Solveig avait l'impression d'avoir découvert une nouvelle galaxie, où les femmes étaient toutes des étoiles et celle du milieu un soleil.
Ce que son "magnétisme" confirma quand elle pu pleinement voir ce "soleil"...
Il était impossible à Solveig de décrire pourquoi elle l'était, mais elle l'était. C'était comme ça.
L'eau mouille, le feu brûle, le vent souffle et cette femme attirait.
Pas d'explications plausibles, pas d'hypothèses ou de théories à emettre, c'était comme ça.
D'ailleurs, elle n'était pas la seule à le penser car beaucoup de regards étaient tournées vers ce groupe de femmes.
Une femme, d'ailleurs, se leva pour rejoindre ce cercle, augmentant à onze le nombre d'étoiles tournoyants autour de ce soleil.
Etrangement, une pointe de jalousie, qu'elle ne pouvait définir comme telle, vint naître en son sein.
Elle aussi avait envie de rejoindre ce groupe de femmes et de s'amuser. Ca avait l'air... Sympa.

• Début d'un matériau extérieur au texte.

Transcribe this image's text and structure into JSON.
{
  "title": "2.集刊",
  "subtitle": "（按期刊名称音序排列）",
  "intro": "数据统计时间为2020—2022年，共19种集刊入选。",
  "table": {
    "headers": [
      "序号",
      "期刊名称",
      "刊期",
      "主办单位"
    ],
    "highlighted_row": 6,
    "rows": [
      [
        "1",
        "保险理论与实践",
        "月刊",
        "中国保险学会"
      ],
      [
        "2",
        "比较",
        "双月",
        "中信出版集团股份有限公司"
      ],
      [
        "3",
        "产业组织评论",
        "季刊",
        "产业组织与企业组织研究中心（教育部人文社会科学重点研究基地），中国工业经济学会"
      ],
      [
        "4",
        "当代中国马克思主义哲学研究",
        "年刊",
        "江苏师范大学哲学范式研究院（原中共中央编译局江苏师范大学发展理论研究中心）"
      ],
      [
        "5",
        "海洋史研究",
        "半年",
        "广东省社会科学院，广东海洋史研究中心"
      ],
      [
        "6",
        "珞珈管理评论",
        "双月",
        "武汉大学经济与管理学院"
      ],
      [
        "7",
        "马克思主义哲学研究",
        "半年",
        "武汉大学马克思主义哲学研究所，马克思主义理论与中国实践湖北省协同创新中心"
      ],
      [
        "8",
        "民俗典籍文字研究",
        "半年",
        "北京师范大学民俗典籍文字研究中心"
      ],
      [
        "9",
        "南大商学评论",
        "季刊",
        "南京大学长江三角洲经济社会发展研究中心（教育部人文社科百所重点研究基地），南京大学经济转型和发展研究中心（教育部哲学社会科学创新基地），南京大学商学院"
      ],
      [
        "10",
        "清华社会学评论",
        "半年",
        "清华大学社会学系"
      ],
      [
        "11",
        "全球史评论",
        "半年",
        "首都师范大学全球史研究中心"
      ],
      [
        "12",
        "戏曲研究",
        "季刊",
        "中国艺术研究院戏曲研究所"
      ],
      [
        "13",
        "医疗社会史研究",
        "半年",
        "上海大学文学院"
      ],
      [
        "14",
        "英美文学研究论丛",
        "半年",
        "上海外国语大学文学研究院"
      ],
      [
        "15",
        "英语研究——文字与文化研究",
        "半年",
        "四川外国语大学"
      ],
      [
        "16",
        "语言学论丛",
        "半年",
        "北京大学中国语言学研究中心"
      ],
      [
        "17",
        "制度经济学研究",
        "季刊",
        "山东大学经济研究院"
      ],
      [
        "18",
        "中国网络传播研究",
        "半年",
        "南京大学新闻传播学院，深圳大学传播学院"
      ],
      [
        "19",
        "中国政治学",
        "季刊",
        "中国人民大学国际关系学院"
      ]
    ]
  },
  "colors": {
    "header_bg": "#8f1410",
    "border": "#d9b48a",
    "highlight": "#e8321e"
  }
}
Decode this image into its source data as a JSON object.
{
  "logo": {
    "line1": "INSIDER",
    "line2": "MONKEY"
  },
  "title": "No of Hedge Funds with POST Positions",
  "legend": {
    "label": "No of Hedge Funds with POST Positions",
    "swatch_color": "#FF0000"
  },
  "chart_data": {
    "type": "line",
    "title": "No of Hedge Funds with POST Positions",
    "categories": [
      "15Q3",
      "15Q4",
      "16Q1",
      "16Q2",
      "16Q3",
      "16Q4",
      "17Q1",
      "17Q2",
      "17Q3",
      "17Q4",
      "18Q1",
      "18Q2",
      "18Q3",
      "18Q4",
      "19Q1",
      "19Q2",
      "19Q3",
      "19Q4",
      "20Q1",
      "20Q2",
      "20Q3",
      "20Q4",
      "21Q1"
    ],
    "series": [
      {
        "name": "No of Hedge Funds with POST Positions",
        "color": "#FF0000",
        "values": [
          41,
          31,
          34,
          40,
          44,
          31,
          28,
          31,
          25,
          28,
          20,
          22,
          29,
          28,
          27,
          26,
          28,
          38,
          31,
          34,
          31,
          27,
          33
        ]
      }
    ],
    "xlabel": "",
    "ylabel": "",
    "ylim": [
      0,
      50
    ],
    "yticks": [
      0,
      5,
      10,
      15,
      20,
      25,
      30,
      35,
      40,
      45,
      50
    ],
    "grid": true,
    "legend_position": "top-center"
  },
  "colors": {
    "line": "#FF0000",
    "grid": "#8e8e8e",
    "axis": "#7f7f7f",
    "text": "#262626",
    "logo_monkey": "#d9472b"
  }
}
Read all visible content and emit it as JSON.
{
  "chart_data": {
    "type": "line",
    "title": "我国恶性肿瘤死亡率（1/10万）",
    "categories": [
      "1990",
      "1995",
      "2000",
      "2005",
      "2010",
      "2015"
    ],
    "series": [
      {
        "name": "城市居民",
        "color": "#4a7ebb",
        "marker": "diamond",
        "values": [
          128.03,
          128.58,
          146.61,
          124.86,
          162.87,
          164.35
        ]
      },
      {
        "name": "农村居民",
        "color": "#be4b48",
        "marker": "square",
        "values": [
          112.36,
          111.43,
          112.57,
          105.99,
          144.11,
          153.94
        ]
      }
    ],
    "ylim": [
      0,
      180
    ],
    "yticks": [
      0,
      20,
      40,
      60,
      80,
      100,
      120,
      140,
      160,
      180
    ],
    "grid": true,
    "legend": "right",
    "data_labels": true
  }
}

Prenant son courage à deux mains, ou oubliant sa peur, ou se laissant guider par ce magnétisme couplé à l'alcool, elle se leva et se dirigea vers cette nouvelle galaxie.
Et fit le premier pas.
"Mais qu'est-ce que tu fais ? Non !"Le second.
"Mais non ! N'y vas pas !"Le troisième.
"Solveig ! Soso ! N'y vas pas, il y a du monde, tu vas stresser, angoisser et tomber dans les pommes."Le quatrième.
Solveig ne voulait pas s'arrêter, elle ne voulait plus. Sa zone de confort était sa zone de confort mais rien qu'à elle.
Cette zone n'incluait pas sa soeur, par exemple. Elle devait apprendre à inclure d'autres personnes dans cette zone.
Cette attrait pour sa zone de confort lui avait laissé faire des choses qu'en temps normal, elle n'aurait jamais accepté.
- Pour une fois dans ma vie, laisse-moi mon moi... Pour une fois.Elle était maintenant à deux pas du cercle. Elle était parvenue là, elle ne savait trop comment sans bousculer ou être bousculée.
Mais il lui restait deux pas... Deux petits pas.
Comme pour l'aider à diminuer cette distance, elle leva son bras droit et profita de ce mouvement pour entamer l'avant-dernier pas.
Soudain, elle vit une main sortir de ce cercle, attraper la sienne et la haper à l'intérieur de cette galaxie.